A sphere with radius R carries a uniform polarization in the radial direction P = k/r²
Find the bound charges and calculate the field they produce outside the sphere.

Homework Equations

ρ = -∇$\bullet$P
σ = P$\bullet$$\hat{r}$

The Attempt at a Solution

We find σ = k/r²
ρ = 0
So the field they produce is E = kR²/(ε₀r²)

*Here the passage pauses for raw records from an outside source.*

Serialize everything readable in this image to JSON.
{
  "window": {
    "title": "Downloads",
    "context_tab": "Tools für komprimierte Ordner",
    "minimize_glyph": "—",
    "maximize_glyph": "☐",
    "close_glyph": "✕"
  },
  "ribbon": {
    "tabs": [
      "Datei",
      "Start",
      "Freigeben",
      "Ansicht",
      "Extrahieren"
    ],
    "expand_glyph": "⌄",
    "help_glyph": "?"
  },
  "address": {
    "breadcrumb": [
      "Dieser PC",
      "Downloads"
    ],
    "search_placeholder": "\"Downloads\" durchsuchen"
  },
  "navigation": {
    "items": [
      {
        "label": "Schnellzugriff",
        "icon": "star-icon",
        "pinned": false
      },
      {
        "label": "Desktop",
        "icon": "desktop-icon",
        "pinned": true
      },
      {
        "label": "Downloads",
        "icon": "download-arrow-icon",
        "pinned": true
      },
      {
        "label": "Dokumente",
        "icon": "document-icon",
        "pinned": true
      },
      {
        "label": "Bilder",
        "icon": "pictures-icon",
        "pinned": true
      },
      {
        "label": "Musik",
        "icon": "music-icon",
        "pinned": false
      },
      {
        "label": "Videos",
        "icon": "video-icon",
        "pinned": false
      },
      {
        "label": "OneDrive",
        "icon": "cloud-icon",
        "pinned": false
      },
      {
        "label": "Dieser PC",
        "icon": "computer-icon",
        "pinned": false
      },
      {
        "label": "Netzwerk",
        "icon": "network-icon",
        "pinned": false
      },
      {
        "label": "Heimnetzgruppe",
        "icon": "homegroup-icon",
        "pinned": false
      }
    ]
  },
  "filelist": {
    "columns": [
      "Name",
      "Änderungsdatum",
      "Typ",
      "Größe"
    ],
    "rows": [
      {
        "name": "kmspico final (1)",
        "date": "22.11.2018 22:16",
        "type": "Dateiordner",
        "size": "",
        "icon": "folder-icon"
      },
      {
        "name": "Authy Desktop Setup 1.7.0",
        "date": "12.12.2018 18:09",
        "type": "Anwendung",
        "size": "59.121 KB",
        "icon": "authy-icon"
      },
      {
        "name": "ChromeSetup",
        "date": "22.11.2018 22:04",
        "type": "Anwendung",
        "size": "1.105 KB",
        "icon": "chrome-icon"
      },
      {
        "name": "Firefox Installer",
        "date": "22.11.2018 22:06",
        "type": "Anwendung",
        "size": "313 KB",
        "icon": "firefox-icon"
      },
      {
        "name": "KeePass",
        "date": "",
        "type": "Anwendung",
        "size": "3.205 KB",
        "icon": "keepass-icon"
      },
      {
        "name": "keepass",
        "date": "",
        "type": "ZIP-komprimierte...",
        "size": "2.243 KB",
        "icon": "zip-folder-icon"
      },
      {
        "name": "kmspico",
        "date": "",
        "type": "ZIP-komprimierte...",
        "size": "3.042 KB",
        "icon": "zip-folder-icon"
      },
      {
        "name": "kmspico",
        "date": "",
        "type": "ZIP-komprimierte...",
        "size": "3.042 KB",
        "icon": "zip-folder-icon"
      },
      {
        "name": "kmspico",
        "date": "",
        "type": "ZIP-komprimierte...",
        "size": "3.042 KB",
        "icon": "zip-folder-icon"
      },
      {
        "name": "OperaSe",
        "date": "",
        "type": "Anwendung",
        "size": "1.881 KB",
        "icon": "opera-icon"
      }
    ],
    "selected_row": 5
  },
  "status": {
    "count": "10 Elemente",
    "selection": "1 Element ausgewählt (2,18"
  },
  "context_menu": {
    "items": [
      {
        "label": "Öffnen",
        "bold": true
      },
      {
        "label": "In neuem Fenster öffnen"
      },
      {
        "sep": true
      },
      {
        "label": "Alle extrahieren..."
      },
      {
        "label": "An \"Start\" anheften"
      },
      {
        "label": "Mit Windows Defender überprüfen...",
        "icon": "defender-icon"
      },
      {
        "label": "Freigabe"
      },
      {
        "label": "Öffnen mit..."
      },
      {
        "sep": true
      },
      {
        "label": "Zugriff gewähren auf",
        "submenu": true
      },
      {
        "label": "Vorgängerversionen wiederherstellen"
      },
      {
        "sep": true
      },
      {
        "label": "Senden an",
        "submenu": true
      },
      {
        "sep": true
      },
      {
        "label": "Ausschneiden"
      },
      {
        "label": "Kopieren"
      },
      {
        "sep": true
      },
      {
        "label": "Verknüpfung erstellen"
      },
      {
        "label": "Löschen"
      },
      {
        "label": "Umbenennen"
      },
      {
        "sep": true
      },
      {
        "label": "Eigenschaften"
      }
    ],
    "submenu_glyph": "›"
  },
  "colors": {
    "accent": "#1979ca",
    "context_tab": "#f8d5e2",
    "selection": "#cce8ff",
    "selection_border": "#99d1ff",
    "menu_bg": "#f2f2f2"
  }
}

But this can't be true! How can a polarization create a field outside the sphere? Something is definitely wrong. Because we also have:
D = ε₀E
And using a Gaussian surface you find:
E=0

And I am confident in the last result. There is something disappearing in the above - where have all the charges of opposite sign gone? I believe it has to do with the mathematics behind ∇$\bullet$k/r² = 0. For that the pesky delta function is involved in that I believe. If ρ=0 we also find no field inside the sphere. Can that really be true?

 

[BruceW]

Let me check a couple of things: The polarisation is k/r² in the radial direction, so how is it uniform polarisation? Also, I agree with your answer E = kR²/(ε₀r²) due to the bound charges. Why do you think it is wrong?